Weiss Korea to shutter after suitors fail to woo sub-scale fund
Weiss Korea (WKOF ) has proposed a managed wind-down of the sub-scale South Korean equity trust after failing to find an appropriate alternative.
The board confirmed the trust would be shuttered following ‘extensive consultation’ over its future strategy and having ‘received a number of proposals from third parties’, as it joins a long list of trusts lost from the London market.
However, none of the suitors were up to scratch for the £106m fund, which is managed by Andrew Weiss and Ethan Lim of Weiss Asset Management, and the board has put forward proposals for a managed wind-down.
The trust commenced a strategic review last November after deep-value specialist investor Weiss warned that the opportunities available had become ‘less attractive’ than at launch in 2013 and said this was unlikely to change in the foreseeable future.
The trust specialises in buying higher-yielding Korean preference shares, which trade at a discount to the regular shares of the same companies.
Following the review, where the board also considered a change of mandate or combination with another trust, it met with ‘interested parties in late January 2025’ and undertook ‘further detailed discussion’ with one preferred party in February.
However, the search was fruitless, which the board blamed on ‘the complexities associated with the short-listed proposals that came to light in the detailed discussions, combined with differing views received from shareholders’.
This led the board to determine that a managed wind-down ‘was the fairest proposal and would be in the best interests of shareholders as a whole’.
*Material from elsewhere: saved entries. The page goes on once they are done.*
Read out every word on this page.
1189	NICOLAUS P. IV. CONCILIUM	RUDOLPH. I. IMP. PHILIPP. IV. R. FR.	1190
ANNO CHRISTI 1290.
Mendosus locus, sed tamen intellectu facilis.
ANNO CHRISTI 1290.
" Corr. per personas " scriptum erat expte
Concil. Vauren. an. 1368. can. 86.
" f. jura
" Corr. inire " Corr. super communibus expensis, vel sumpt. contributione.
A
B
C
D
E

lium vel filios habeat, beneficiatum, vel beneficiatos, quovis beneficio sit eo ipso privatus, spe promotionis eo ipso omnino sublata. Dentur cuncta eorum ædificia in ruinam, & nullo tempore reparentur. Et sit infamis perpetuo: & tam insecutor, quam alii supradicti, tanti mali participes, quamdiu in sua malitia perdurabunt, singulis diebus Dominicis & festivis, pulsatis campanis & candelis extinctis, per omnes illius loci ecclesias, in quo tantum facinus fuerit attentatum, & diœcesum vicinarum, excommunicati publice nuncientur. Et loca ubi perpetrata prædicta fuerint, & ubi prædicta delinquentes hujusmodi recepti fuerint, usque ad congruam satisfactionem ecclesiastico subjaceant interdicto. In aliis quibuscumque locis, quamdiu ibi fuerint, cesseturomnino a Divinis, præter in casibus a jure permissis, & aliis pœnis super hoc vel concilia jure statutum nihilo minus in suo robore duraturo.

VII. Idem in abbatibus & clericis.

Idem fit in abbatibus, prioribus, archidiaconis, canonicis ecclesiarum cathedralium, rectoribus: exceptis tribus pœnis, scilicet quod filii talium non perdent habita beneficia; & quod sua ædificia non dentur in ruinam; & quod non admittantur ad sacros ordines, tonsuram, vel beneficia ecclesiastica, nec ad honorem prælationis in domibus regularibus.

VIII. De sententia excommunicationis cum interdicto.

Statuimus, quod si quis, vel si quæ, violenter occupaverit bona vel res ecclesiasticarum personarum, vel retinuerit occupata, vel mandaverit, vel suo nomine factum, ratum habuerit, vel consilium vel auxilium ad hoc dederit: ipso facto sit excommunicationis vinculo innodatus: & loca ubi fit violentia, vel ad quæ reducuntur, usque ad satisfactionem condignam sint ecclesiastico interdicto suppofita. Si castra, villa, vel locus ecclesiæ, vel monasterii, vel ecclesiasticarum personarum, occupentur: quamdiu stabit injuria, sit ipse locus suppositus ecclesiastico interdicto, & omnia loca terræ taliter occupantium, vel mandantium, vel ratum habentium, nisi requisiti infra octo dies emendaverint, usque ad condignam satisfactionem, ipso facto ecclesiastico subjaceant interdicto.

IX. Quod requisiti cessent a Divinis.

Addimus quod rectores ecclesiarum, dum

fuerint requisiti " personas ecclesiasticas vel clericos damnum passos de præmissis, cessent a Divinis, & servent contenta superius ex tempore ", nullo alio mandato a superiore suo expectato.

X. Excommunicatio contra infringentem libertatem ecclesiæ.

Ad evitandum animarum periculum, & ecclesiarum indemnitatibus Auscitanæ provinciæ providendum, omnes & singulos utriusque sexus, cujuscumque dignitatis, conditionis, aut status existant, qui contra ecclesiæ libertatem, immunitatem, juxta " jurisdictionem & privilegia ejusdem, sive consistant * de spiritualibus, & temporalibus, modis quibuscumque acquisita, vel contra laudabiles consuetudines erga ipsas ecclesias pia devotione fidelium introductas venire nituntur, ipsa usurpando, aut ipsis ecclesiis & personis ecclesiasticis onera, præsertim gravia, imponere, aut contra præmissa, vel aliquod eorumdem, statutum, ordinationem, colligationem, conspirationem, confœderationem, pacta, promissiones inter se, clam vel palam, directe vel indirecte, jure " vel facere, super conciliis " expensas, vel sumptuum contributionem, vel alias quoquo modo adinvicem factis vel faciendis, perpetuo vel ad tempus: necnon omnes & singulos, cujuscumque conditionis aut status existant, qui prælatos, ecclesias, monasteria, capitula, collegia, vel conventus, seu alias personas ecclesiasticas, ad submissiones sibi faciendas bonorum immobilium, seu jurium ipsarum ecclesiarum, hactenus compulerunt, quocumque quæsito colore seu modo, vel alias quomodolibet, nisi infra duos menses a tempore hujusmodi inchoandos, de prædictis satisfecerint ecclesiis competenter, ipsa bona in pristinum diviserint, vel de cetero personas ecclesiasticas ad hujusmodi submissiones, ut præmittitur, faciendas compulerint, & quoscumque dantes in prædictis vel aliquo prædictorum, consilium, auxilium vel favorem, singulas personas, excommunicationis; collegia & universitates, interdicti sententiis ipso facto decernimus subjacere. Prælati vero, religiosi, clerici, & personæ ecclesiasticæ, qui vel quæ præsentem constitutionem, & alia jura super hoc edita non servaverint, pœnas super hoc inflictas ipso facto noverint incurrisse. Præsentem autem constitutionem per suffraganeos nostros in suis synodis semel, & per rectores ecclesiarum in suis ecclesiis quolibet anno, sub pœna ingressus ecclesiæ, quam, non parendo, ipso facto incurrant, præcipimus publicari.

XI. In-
Shareholders will be asked to approve the wind-down, but a liquidation will not happen immediately. Instead, capital will be returned once the assets are sold in an ‘orderly realisation’ in a bid to maximise value.
Despite being a major winner from the coronavirus pandemic, Weiss Korea’s performance has been decidedly downbeat in the past three years. It has almost doubled the losses made by the MSCI Korea index, which is down 11.6% over the period, as the net asset value (NAV) of the fund tumbled 22.5%. Shareholders are down 28.4%, including dividends reinvested.
The trust, in which activist value investor City of London is the top shareholder, has a strong overall record across its entire life, however.
From launch in May 2013 to the end of January, the underlying portfolio returned 92%, versus only 52% for its MSCI Korea 25/50 index benchmark, according to the latest factsheet.